Страница 19 из 21
Особое место в переходе на рыночные условия жизнедеятельности российского общества занимает процесс овладения качественно новым способом мышления и деятельности. Пока, к сожалению, это новое воспроизводится в большей мере в «терминологическом» плане. Жонглируя терминами «рыночная экономика», «менеджмент», «частная собственность», большинство населения не овладевает той новой реальностью своего бытия, которая заключена в них. Так, например, слово «менеджмент» просто используется вместо слова «управление» абсолютно без учета того, что «менеджмент» – это часть рыночного порядка жизнедеятельности, а не просто термин.
То же самое происходит с понятием «частная собственность». Во-первых, отрицательный оттенок этого понятия сохраняется до сих пор. Во-вторых, для того, чтобы это понятие «вступило в свои права», необходима серьезная законодательная работа, связанная с изменением буквально всех правовых актов, так или иначе затрагивающих отношения собственности вообще. С этих позиций необходимо устранить всякое двусмыслие в Земельном кодексе РФ и других документах, где есть оговорки о каких-то регламентациях в сфере практической реализации частной собственности на землю. Особого внимания требуют те положения и статьи Уголовного кодекса РФ, которые в какой-то, даже малой, степени связаны с реализацией права частной собственности, ее охраной и т. п. Главная беда отечественных (и не только) исследователей проблем собственности проявляется, на наш взгляд, в двух основных плоскостях.
Во-первых, они разделяют общество на две части населения: на собственников и не собственников, сразу же превращая собственность в источник разделения общества на противоборствующие группы. Влияние в данном случае марксистской доктрины борьбы классов очевидно. Отсюда и рождение (или воспроизводство) самой методологии исследования, направленной на реализацию проблемы соединения собственности и равноправия членов общества.

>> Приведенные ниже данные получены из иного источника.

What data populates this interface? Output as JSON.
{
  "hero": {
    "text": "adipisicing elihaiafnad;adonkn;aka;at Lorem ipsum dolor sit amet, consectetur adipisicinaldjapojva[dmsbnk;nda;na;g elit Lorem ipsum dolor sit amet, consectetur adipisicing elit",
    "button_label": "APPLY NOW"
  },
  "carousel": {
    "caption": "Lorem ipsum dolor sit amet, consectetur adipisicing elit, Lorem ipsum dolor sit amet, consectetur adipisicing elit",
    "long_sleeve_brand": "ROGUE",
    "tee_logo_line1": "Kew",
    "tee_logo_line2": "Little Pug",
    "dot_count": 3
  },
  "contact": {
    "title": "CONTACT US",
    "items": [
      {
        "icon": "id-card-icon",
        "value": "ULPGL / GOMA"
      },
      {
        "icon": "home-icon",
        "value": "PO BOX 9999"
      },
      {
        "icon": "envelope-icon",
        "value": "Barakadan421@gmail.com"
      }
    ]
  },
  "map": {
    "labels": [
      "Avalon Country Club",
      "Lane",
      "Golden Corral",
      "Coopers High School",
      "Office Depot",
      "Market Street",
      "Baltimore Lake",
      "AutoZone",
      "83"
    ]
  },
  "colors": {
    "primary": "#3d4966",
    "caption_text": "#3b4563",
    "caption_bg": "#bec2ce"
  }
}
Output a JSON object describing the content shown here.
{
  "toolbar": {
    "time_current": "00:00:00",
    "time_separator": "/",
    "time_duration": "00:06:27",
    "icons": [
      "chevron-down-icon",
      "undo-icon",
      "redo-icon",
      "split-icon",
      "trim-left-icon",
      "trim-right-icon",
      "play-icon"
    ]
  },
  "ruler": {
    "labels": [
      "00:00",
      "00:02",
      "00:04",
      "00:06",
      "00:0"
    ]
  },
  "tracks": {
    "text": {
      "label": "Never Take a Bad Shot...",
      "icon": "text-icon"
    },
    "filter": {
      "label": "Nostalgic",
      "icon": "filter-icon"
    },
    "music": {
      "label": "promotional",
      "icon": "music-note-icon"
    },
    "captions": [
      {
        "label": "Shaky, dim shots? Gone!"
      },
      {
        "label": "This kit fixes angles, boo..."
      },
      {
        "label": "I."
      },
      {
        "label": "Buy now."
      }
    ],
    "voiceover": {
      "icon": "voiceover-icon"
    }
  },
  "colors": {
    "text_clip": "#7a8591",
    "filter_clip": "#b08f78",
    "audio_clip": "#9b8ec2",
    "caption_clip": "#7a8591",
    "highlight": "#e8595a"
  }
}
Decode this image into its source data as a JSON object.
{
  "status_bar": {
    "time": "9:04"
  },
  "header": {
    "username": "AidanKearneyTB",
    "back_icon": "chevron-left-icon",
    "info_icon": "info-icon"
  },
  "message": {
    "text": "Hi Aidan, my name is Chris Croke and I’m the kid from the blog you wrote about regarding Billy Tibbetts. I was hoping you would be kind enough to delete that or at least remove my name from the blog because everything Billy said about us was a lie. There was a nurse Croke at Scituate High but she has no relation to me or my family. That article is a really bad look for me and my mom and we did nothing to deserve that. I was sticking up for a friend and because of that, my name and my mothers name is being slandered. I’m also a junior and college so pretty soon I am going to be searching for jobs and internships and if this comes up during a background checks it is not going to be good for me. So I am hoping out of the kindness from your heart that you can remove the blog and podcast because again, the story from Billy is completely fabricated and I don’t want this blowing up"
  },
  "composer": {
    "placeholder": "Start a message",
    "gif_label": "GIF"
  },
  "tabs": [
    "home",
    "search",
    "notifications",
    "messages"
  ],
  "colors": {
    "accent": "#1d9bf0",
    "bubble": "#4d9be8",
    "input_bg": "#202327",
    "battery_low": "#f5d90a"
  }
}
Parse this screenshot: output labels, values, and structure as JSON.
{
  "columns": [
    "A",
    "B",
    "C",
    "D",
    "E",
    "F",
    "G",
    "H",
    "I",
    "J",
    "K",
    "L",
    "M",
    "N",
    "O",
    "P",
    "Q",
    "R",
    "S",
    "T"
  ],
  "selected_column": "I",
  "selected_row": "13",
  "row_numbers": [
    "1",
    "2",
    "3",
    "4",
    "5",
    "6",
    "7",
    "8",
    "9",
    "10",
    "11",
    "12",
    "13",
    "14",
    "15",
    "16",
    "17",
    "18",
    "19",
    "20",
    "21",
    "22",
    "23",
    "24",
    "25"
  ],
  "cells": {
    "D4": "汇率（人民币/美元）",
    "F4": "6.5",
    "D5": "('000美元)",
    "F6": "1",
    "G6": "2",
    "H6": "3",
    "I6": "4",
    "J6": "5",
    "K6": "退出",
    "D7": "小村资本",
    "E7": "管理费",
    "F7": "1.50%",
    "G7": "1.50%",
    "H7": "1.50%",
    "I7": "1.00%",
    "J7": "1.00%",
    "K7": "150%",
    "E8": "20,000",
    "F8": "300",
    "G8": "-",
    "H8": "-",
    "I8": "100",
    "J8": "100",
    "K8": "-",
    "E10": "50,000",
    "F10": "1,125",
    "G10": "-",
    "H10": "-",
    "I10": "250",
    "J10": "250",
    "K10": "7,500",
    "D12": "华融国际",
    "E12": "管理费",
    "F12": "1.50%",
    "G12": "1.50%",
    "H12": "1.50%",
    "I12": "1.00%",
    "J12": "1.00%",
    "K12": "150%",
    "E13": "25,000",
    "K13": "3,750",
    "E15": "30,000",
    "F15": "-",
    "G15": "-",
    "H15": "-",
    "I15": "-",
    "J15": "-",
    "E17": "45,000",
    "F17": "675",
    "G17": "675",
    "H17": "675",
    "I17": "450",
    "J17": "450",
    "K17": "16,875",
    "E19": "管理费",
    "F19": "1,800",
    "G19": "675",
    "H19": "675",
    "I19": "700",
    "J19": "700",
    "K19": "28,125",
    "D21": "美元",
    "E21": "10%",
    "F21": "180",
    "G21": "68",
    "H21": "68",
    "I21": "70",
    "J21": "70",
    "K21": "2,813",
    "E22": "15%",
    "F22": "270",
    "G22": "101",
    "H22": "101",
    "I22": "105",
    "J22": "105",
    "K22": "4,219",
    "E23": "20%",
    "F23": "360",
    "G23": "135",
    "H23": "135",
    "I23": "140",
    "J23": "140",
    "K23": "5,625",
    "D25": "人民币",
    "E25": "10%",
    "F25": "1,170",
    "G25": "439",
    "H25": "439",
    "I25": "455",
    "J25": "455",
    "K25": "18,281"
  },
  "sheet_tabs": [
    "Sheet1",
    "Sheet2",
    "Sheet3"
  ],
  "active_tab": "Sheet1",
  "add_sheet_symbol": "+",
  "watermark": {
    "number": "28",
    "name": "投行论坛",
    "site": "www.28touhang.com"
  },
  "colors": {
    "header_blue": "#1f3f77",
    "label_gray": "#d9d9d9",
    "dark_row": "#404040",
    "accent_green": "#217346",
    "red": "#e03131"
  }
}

Во-вторых, что опять-таки связано с первой проблемой, это – отделение собственности от управления обществом. Здесь в лучшем случае речь идет о том, что «собственник средств производства, как правило, реально управляет процессом воспроизводства», что «по существу в руках собственников находится реальная экономическая власть»[64]. Сказанное, несомненно, сужает роль собственности в жизнедеятельности общества в целом. Но не менее важно и то, что такой подход сужает роль собственности и в самом общественном производстве. И сколько бы исследователи собственности не пытались воспроизвести экономическое содержание и экономическую сущность собственности, они неизменно скатываются на рельсы марксистской трудовой концепции стоимости.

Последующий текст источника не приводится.